When I started to travel with a more diversified provenience travellers everything become more “democratic” and the use of the vhf wasn’t a big deal anymore.

During my sailing trip I discover that the SSB Radio (single side band) was a great tool to communicate. In every area you can ask for the frequencies were independent volunteers advise you about everything related to the sea at least twice per day, at a certain time. I found it interesting, especially because you can communicate your position when you leave and people are taking notes of it. That means that they will look for you when you are aspected to come somewhere, somehow. This might sound a bit “too much” but is actually a very useful way to stay safe and “together” even when far apart from each other. Sometimes you meet new sailors because you hear their story on the radio and maybe you even talked, and the day after they are anchoring just besides you.

On those radio “rendez-vous”, there is normally a boat crew who is volunteering. They normally start to call people that were “in” during the last transmission. If you are signing for the first time you go on the queue waiting for the call for anybody else to join. After giving your name and position you can just keep silent and listen to the others or asking your questions and express your doubts on the end.

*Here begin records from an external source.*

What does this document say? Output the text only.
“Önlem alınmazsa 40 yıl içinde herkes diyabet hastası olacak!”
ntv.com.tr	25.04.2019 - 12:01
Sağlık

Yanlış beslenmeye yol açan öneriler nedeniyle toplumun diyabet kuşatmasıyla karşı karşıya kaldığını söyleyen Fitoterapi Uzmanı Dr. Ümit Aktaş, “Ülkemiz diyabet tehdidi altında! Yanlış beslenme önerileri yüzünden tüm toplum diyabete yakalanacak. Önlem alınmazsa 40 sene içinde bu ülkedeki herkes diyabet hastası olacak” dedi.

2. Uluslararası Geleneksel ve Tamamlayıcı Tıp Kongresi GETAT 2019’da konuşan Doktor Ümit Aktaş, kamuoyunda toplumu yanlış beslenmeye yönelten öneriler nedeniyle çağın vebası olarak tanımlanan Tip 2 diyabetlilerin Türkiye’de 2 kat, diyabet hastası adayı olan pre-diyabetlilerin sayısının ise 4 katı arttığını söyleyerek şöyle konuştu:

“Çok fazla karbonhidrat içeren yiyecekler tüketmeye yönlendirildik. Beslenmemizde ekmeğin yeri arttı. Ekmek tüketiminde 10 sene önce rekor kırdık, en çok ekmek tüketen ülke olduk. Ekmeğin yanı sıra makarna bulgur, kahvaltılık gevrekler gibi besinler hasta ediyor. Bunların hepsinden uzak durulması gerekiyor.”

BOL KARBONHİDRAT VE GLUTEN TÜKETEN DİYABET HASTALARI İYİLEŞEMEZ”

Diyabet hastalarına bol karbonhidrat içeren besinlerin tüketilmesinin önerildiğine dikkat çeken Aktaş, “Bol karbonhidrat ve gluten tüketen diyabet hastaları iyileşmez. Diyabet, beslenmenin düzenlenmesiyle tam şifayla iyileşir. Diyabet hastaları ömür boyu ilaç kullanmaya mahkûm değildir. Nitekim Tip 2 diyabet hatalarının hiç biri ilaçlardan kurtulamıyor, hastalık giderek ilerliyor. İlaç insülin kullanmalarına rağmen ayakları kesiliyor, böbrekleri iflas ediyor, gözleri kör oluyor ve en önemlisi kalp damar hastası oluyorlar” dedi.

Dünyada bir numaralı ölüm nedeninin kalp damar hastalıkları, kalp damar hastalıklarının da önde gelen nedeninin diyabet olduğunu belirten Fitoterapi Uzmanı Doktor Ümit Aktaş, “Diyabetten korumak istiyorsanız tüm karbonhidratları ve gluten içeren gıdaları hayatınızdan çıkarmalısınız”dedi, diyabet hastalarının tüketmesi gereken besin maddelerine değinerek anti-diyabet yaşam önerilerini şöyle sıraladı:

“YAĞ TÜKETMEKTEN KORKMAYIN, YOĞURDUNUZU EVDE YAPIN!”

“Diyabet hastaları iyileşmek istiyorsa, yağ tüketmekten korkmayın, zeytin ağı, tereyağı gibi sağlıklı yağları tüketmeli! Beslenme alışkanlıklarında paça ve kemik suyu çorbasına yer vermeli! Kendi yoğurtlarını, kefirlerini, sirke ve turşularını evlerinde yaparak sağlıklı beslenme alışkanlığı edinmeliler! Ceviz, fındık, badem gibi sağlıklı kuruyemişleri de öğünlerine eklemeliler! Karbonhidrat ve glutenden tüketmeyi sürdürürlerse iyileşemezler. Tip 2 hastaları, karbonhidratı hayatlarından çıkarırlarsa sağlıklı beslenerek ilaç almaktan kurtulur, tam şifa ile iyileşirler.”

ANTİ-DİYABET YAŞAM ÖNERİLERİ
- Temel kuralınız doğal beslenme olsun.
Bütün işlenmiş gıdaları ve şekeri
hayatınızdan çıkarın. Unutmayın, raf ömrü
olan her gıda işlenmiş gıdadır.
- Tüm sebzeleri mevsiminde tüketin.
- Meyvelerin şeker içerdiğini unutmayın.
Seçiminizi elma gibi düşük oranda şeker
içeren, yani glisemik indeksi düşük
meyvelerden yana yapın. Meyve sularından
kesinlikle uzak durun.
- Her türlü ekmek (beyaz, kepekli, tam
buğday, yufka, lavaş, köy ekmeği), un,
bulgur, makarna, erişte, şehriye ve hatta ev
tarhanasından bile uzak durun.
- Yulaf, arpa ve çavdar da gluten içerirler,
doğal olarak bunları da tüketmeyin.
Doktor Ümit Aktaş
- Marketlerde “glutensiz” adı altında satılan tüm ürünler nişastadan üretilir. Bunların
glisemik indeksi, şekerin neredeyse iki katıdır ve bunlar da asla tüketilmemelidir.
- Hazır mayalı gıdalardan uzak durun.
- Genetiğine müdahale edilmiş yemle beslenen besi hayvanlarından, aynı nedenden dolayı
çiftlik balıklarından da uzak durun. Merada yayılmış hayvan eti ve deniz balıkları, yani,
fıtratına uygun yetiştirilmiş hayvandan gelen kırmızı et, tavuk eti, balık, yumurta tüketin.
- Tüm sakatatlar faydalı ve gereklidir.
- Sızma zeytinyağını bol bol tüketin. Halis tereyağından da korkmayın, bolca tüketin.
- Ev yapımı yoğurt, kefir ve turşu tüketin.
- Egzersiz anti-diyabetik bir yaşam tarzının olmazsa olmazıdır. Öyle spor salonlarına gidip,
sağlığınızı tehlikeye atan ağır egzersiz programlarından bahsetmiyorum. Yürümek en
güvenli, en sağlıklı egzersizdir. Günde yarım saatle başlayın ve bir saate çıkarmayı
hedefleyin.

I loved this system, I loved to hear from other people. I loved that we weren’t alone in a little boat in the vastity of the ocean. There were other sailors, many of them.

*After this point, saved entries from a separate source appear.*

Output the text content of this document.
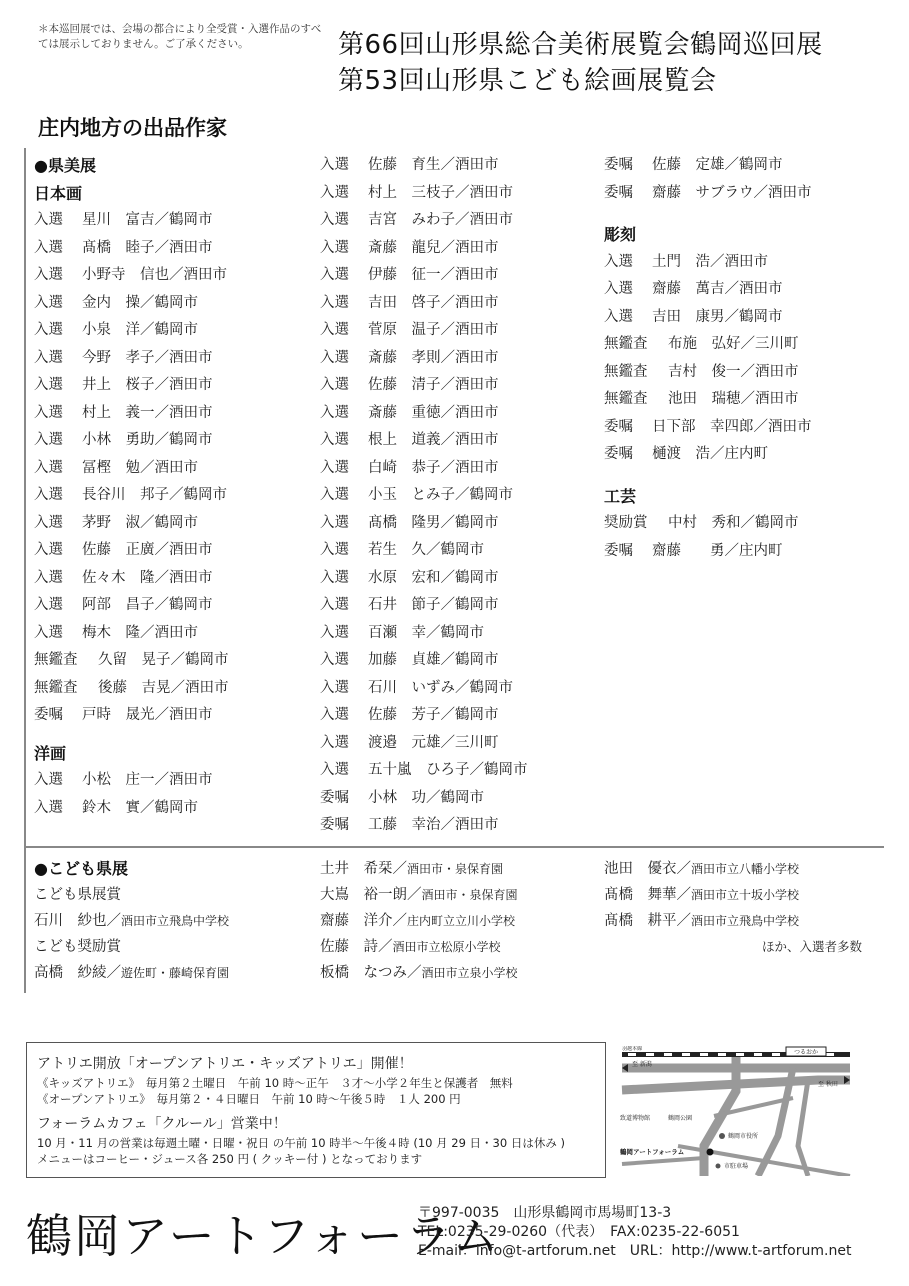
＊本巡回展では、会場の都合により全受賞・入選作品のすべては展示しておりません。ご了承ください。	第66回山形県総合美術展覧会鶴岡巡回展
第53回山形県こども絵画展覧会
庄内地方の出品作家
●県美展
日本画
入選 星川　富吉／鶴岡市
入選 髙橋　睦子／酒田市
入選 小野寺　信也／酒田市
入選 金内　操／鶴岡市
入選 小泉　洋／鶴岡市
入選 今野　孝子／酒田市
入選 井上　桜子／酒田市
入選 村上　義一／酒田市
入選 小林　勇助／鶴岡市
入選 冨樫　勉／酒田市
入選 長谷川　邦子／鶴岡市
入選 茅野　淑／鶴岡市
入選 佐藤　正廣／酒田市
入選 佐々木　隆／酒田市
入選 阿部　昌子／鶴岡市
入選 梅木　隆／酒田市
無鑑査 久留　晃子／鶴岡市
無鑑査 後藤　吉晃／酒田市
委嘱 戸時　晟光／酒田市
洋画
入選 小松　庄一／酒田市
入選 鈴木　實／鶴岡市
入選 佐藤　育生／酒田市
入選 村上　三枝子／酒田市
入選 吉宮　みわ子／酒田市
入選 斎藤　龍兒／酒田市
入選 伊藤　征一／酒田市
入選 吉田　啓子／酒田市
入選 菅原　温子／酒田市
入選 斎藤　孝則／酒田市
入選 佐藤　清子／酒田市
入選 斎藤　重徳／酒田市
入選 根上　道義／酒田市
入選 白崎　恭子／酒田市
入選 小玉　とみ子／鶴岡市
入選 髙橋　隆男／鶴岡市
入選 若生　久／鶴岡市
入選 水原　宏和／鶴岡市
入選 石井　節子／鶴岡市
入選 百瀬　幸／鶴岡市
入選 加藤　貞雄／鶴岡市
入選 石川　いずみ／鶴岡市
入選 佐藤　芳子／鶴岡市
入選 渡邉　元雄／三川町
入選 五十嵐　ひろ子／鶴岡市
委嘱 小林　功／鶴岡市
委嘱 工藤　幸治／酒田市
委嘱 佐藤　定雄／鶴岡市
委嘱 齋藤　サブラウ／酒田市
彫刻
入選 土門　浩／酒田市
入選 齋藤　萬吉／酒田市
入選 吉田　康男／鶴岡市
無鑑査 布施　弘好／三川町
無鑑査 吉村　俊一／酒田市
無鑑査 池田　瑞穂／酒田市
委嘱 日下部　幸四郎／酒田市
委嘱 樋渡　浩／庄内町
工芸
奨励賞 中村　秀和／鶴岡市
委嘱 齋藤　　勇／庄内町
●こども県展
こども県展賞
石川　紗也／酒田市立飛鳥中学校
こども奨励賞
高橋　紗綾／遊佐町・藤崎保育園
土井　希栞／酒田市・泉保育園
大嶌　裕一朗／酒田市・泉保育園
齋藤　洋介／庄内町立立川小学校
佐藤　詩／酒田市立松原小学校
板橋　なつみ／酒田市立泉小学校
池田　優衣／酒田市立八幡小学校
髙橋　舞華／酒田市立十坂小学校
髙橋　耕平／酒田市立飛鳥中学校
ほか、入選者多数
アトリエ開放「オープンアトリエ・キッズアトリエ」開催！
《キッズアトリエ》　毎月第２土曜日　午前 10 時〜正午　３才〜小学２年生と保護者　無料
《オープンアトリエ》　毎月第２・４日曜日　午前 10 時〜午後５時　１人 200 円
フォーラムカフェ「クルール」営業中！
10 月・11 月の営業は毎週土曜・日曜・祝日 の午前 10 時半〜午後４時 (10 月 29 日・30 日は休み )
メニューはコーヒー・ジュース各 250 円 ( クッキー付 ) となっております
つるおか
至 新潟
至 秋田
羽越本線
致道博物館	鶴岡公園
鶴岡市役所
鶴岡アートフォーラム
市駐車場
鶴岡アートフォーラム
〒997-0035　山形県鶴岡市馬場町13-3
TEL:0235-29-0260（代表）　FAX:0235-22-6051
E-mail：info@t-artforum.net　URL：http://www.t-artforum.net
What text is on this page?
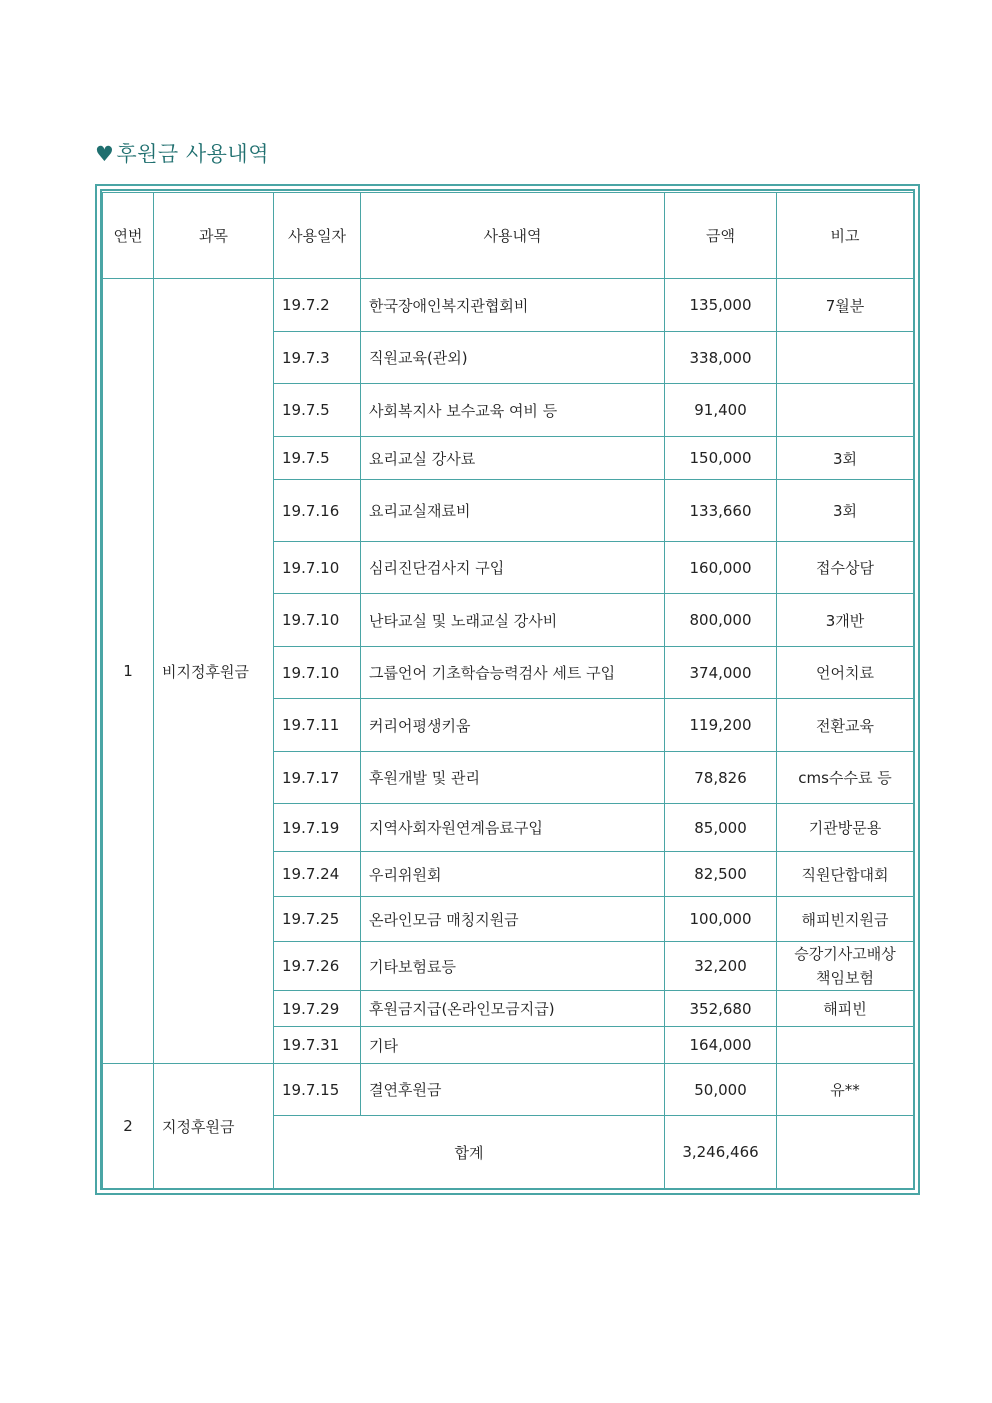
♥후원금 사용내역
연번	과목	사용일자	사용내역	금액	비고
1	비지정후원금	19.7.2	한국장애인복지관협회비	135,000	7월분
		19.7.3	직원교육(관외)	338,000	
		19.7.5	사회복지사 보수교육 여비 등	91,400	
		19.7.5	요리교실 강사료	150,000	3회
		19.7.16	요리교실재료비	133,660	3회
		19.7.10	심리진단검사지 구입	160,000	접수상담
		19.7.10	난타교실 및 노래교실 강사비	800,000	3개반
		19.7.10	그룹언어 기초학습능력검사 세트 구입	374,000	언어치료
		19.7.11	커리어평생키움	119,200	전환교육
		19.7.17	후원개발 및 관리	78,826	cms수수료 등
		19.7.19	지역사회자원연계음료구입	85,000	기관방문용
		19.7.24	우리위원회	82,500	직원단합대회
		19.7.25	온라인모금 매칭지원금	100,000	해피빈지원금
		19.7.26	기타보험료등	32,200	승강기사고배상
책임보험
		19.7.29	후원금지급(온라인모금지급)	352,680	해피빈
		19.7.31	기타	164,000	
2	지정후원금	19.7.15	결연후원금	50,000	유**
		합계		3,246,466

In Ritme, I was using the SSB radio also for sending very concise mails. We had the SailMail account provider connected with a Modem to the SSB Radio (it’s something like 280 $ per year, a pretty fair price for being connected with the world and being able to get the forecast wherever you are). It was quite a funny game for me to look for the best station with the most of the chance to get an email through, unless the Ocean was rough and throwing me up, down and left and right onto the desk. This system is actually very basic: you send a little email to a computer that is always connected on one of those radio stations offered (that is why you need to check the favourite one), that computer will eventually send it for you. Quite often “Niue” or “Honolulu” were the best options. One -few words (10) – email from the Ocean could take from two minutes to half of hour to go through. But, yes, I could tell my sister that I was still alive after many days of silence. It’s a great tool.